Pero del muchacho no podía esperarse cosa buena. Ni la misma Dolores, con tener sobre él tan absoluto poderío, lograba domarlo cuando le soplaba la racha de las locuras, y á lo mejor desaparecía semanas enteras, sabiéndose después, por referencias, que había estado en Valencia durmiendo de día en alguna casa del barrio de Pescadores, emborrachándose de noche, aporreando á sus embrutecidas compañeras de hospedaje y gastándose en orgías de pirata hambriento lo que ganaba en alguna timba de calderilla.
En una de esas escapatorias fué cuando come tió el gran disparate, que costó á su madre un mes de llantos é innumerables alaridos. Tonet, con otros amigotes, sentó plaza en la marina de guerra.
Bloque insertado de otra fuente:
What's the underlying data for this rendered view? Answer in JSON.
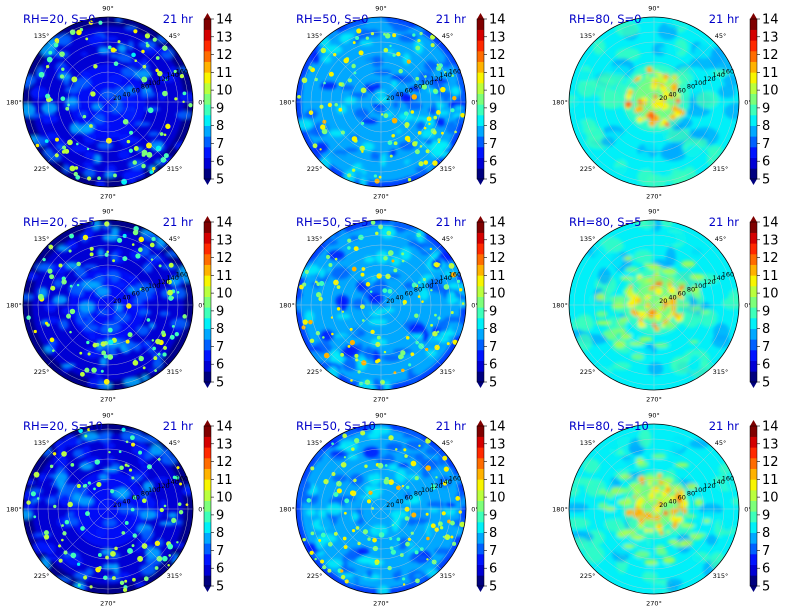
{
  "chart_data": [
    {
      "type": "heatmap",
      "title_left": "RH=20, S=0",
      "title_right": "21 hr",
      "rh": 20,
      "s": 0
    },
    {
      "type": "heatmap",
      "title_left": "RH=50, S=0",
      "title_right": "21 hr",
      "rh": 50,
      "s": 0
    },
    {
      "type": "heatmap",
      "title_left": "RH=80, S=0",
      "title_right": "21 hr",
      "rh": 80,
      "s": 0
    },
    {
      "type": "heatmap",
      "title_left": "RH=20, S=5",
      "title_right": "21 hr",
      "rh": 20,
      "s": 5
    },
    {
      "type": "heatmap",
      "title_left": "RH=50, S=5",
      "title_right": "21 hr",
      "rh": 50,
      "s": 5
    },
    {
      "type": "heatmap",
      "title_left": "RH=80, S=5",
      "title_right": "21 hr",
      "rh": 80,
      "s": 5
    },
    {
      "type": "heatmap",
      "title_left": "RH=20, S=10",
      "title_right": "21 hr",
      "rh": 20,
      "s": 10
    },
    {
      "type": "heatmap",
      "title_left": "RH=50, S=10",
      "title_right": "21 hr",
      "rh": 50,
      "s": 10
    },
    {
      "type": "heatmap",
      "title_left": "RH=80, S=10",
      "title_right": "21 hr",
      "rh": 80,
      "s": 10
    }
  ],
  "angle_labels": [
    "0°",
    "45°",
    "90°",
    "135°",
    "180°",
    "225°",
    "270°",
    "315°"
  ],
  "radial_labels": [
    "20",
    "40",
    "60",
    "80",
    "100",
    "120",
    "140",
    "160"
  ],
  "colorbar": {
    "ticks": [
      "5",
      "6",
      "7",
      "8",
      "9",
      "10",
      "11",
      "12",
      "13",
      "14"
    ],
    "range": [
      5,
      14
    ],
    "colormap": "jet",
    "colors": [
      "#00007f",
      "#0000d4",
      "#0014ff",
      "#0060ff",
      "#00a8ff",
      "#00f0f8",
      "#3dffba",
      "#7dff7a",
      "#baff3d",
      "#f8f500",
      "#ffb200",
      "#ff6c00",
      "#ff2900",
      "#d40000",
      "#800000"
    ]
  }
}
Estaban hastiados de la vida del Cabañal; les resultaba desabrido el vino de las tabernas.
Y llegó el día en que el endiablado muchacho, vestido de azul, con la blanca gorrilla ladeada y el saco de ropa al hombro, se despidió de Dolores y de su madre para ir á Cartagena, donde estaba el buque á que iba destinado.
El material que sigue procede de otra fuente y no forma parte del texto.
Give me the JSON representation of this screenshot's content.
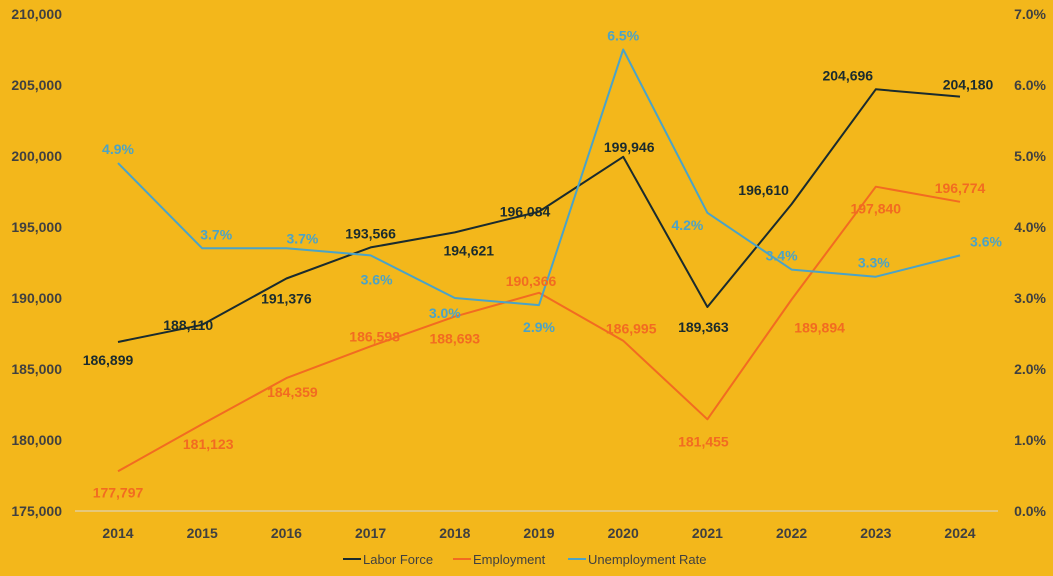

¡Anda con Dios! Mucho le quería la siñá Tona, pero al fin podía descansar. Por quien más lo sentía era por la pobre Rosario, que, siempre calladita y humilde, iba á coser en la playa en compañía de Roseta y preguntaba con emocionada timidez á la siñá Tona si había recibido carta del marinero.
Así pasó el tiempo, siguiendo ellas desde la barcaza de la playa todos los viajes y estaciones que hacía la Villa de Madrid, fragata en la que iba Tonet como marinero de primera.
¡Qué emoción cuando caía sobre el mostrador de húmedos tablones el estrecho sobre, pegado unas veces con roja oblea y otras con miga de pan, con su complicada dirección en letras gruesas: «Para la siñora Tona la del cafetín, junto á la casa dels bòus!»
Un perfume raro, exótico, que hablaba á los sentidos de vegetaciones desconocidas, mares tempestuosos, costas envueltas en celajes de rosa y cielos de fuego, parecía salir de las groseras envol turas de papel; y las tres mujeres, leyendo y releyendo las cuatro carillas, soñaban con países desconocidos, viendo con la imaginación los negros de la Habana, los chinos de Filipinas y las modernas ciudades del Sur de América.
¡Qué chico aquel! ¡Cuánto tendría que contar cuando volviese! Tal vez había sido un bien que cometiera la calaverada de marcharse; así sentaría la cabeza. Y la siñá Tona, poseída de nuevo por aquella preferencia que la hacía idolatrar á su hijo menor, pensaba con cierto despecho en que su Tonet, el gallito bravo, estaba sometido á la rígida disciplina de á bordo, mientras que el otro, el Retor, el que ella tenía por un infeliz, marchaba viento en popa y era casi un prohombre en el gremio de la pesca.